As student nurses we rotated through all areas of the hospital service system, including outpatients where the consultant physicians see the public.  On my first day I was asked to rebook a patient for a follow up appointment at 9.30 on the said date. The next time I was asked to rebook for the same date, I made the appointment for 9.45; common sense you would think? A few minutes later I heard my name being yelled out for all to hear. I looked around and saw the charge nurse coming at me, at full speed. The pace of her walk and the look on her face told me to 'get out of here'. It was too late! In front of the 30 or so people squashed onto the insufficient numbers of seats, and the floor in the waiting area, she yelled at me: “Why did you book Mr Smith in for 9.45?”  “Because it was the next available appointment in the book," I replied, puzzled at how this could be wrong. “We book everyone in for 9.30,” she said.  “Why do you do that?” I asked. “Because they don’t show up,” she said. “No wonder they don’t show up - they have to wait, often standing up or sitting on the floor, for three hours,”  I said. You’ll be wondering what’s funny about this story?  Thirty or more years later, I was working in a role where I was required to liaise with outpatient staff.  Lo and behold, the waiting area seating had not expanded in 30 years, but the numbers of people waiting had.  AND the funny part, they were still booking everyone in at 9.30!

What is your most memorable day on the job as a nurse?

As you can imagine in 39 years there’s hundreds of memorable days. I selected the following because nearly 30 years later I am still learning from it:

In the 1990s I worked in a ward where nurses worked in pairs on the day shift and nursing handovers comprised of the day shift nurses sitting with the incoming evening shift nurses in the nurse’s station to handover their respective patients.  Young nurse Officious had arrived on the ward a few days earlier, having recently completed her enrolled nurse training. She was assigned to work as a pair with experienced, caring and compassionate nurse Kevin.  It was a great opportunity for a novice nurse to learn from one as experienced as Kevin.  Nearing the end of our shift, handover commenced with 11 nurses sitting in the nurses’ station. When it was nurse Officious and Kevin’s turn to give handover, nurse Officious started, loudly: “Well, I did Mrs Brown, Mrs Green, Mrs Black, Mrs Smith, Mrs Jones, Mrs Mop and Mrs Broom. How many did you do Kevin?” Kevin responded in an ever-so-gently-manner with: “I showered Mrs Dotty and Mrs Batty. I gave Mrs Sunny a wash in bed; and mine are all CLEAN.”

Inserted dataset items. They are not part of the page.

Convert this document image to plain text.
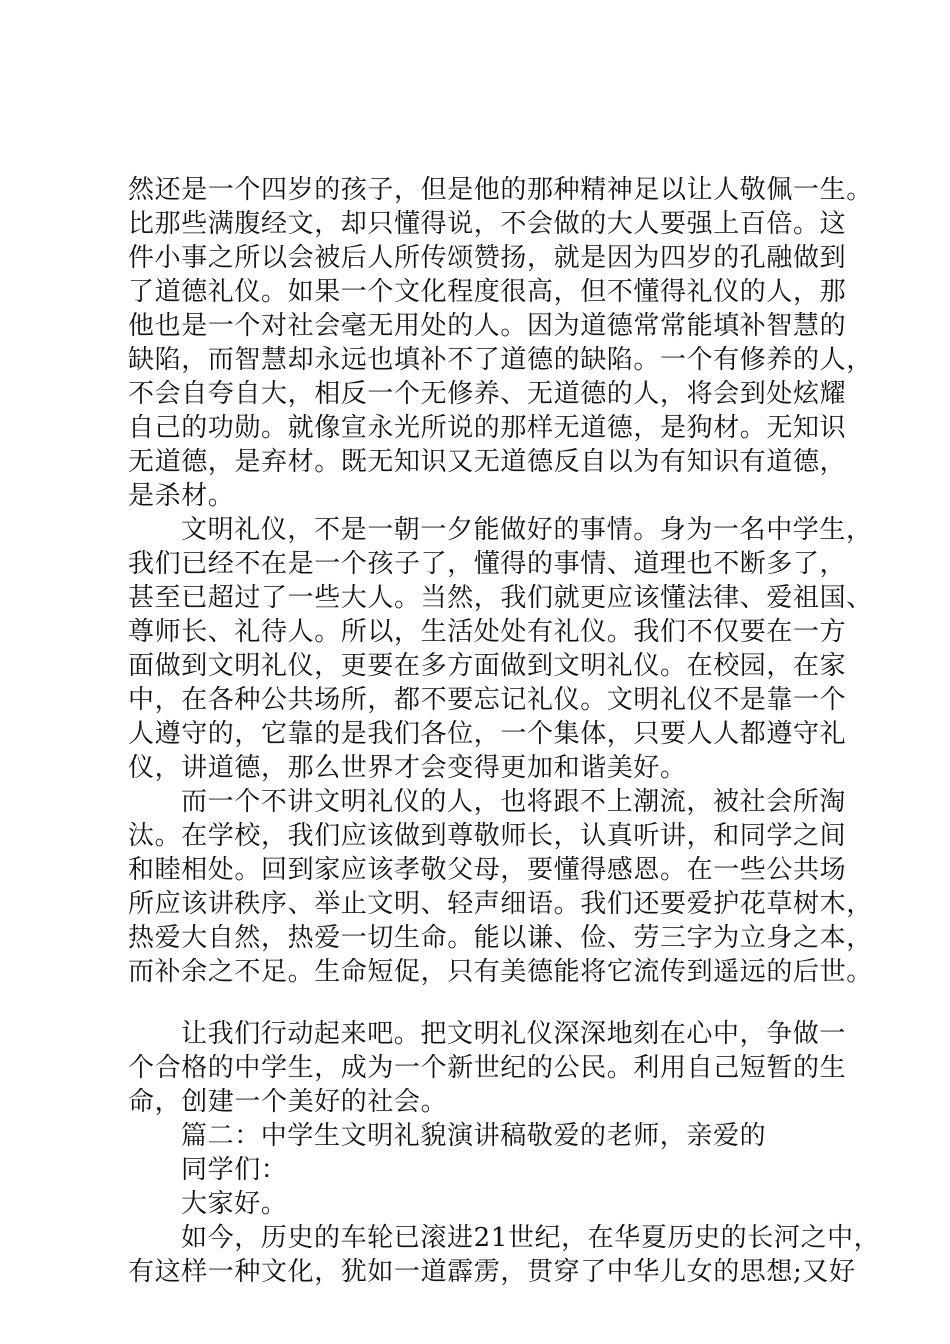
然还是一个四岁的孩子，但是他的那种精神足以让人敬佩一生。
比那些满腹经文，却只懂得说，不会做的大人要强上百倍。这
件小事之所以会被后人所传颂赞扬，就是因为四岁的孔融做到
了道德礼仪。如果一个文化程度很高，但不懂得礼仪的人，那
他也是一个对社会毫无用处的人。因为道德常常能填补智慧的
缺陷，而智慧却永远也填补不了道德的缺陷。一个有修养的人，
不会自夸自大，相反一个无修养、无道德的人，将会到处炫耀
自己的功勋。就像宣永光所说的那样无道德，是狗材。无知识
无道德，是弃材。既无知识又无道德反自以为有知识有道德，
是杀材。
文明礼仪，不是一朝一夕能做好的事情。身为一名中学生，
我们已经不在是一个孩子了，懂得的事情、道理也不断多了，
甚至已超过了一些大人。当然，我们就更应该懂法律、爱祖国、
尊师长、礼待人。所以，生活处处有礼仪。我们不仅要在一方
面做到文明礼仪，更要在多方面做到文明礼仪。在校园，在家
中，在各种公共场所，都不要忘记礼仪。文明礼仪不是靠一个
人遵守的，它靠的是我们各位，一个集体，只要人人都遵守礼
仪，讲道德，那么世界才会变得更加和谐美好。
而一个不讲文明礼仪的人，也将跟不上潮流，被社会所淘
汰。在学校，我们应该做到尊敬师长，认真听讲，和同学之间
和睦相处。回到家应该孝敬父母，要懂得感恩。在一些公共场
所应该讲秩序、举止文明、轻声细语。我们还要爱护花草树木，
热爱大自然，热爱一切生命。能以谦、俭、劳三字为立身之本，
而补余之不足。生命短促，只有美德能将它流传到遥远的后世。
让我们行动起来吧。把文明礼仪深深地刻在心中，争做一
个合格的中学生，成为一个新世纪的公民。利用自己短暂的生
命，创建一个美好的社会。
篇二：中学生文明礼貌演讲稿敬爱的老师，亲爱的
同学们：
大家好。
如今，历史的车轮已滚进21世纪，在华夏历史的长河之中，
有这样一种文化，犹如一道霹雳，贯穿了中华儿女的思想;又好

I do hope nurse Officious learned nursing is not about numbers; it’s about people, quality and safety. I hope she also learned attempting to use an audience, at best to promote herself, and at worst to humiliate a colleague, was counterproductive, thus not have repeated the behaviour.  The most memorable part for me was Kevin’s composed, witty response. It sent a clear message the behaviour was inappropriate, without a resorting to a counterattack; it is one I am still striving to emulate.

What would you say to a young student asking your advice on pursuing nursing as a career?

To be able to practice nursing safely and competently, you have to study hard enough to obtain the knowledge required. But don’t bother with any of that unless you are compassionate, non-judgemental and you can listen, listen and listen more to the people whose care is entrusted to you, including your colleagues.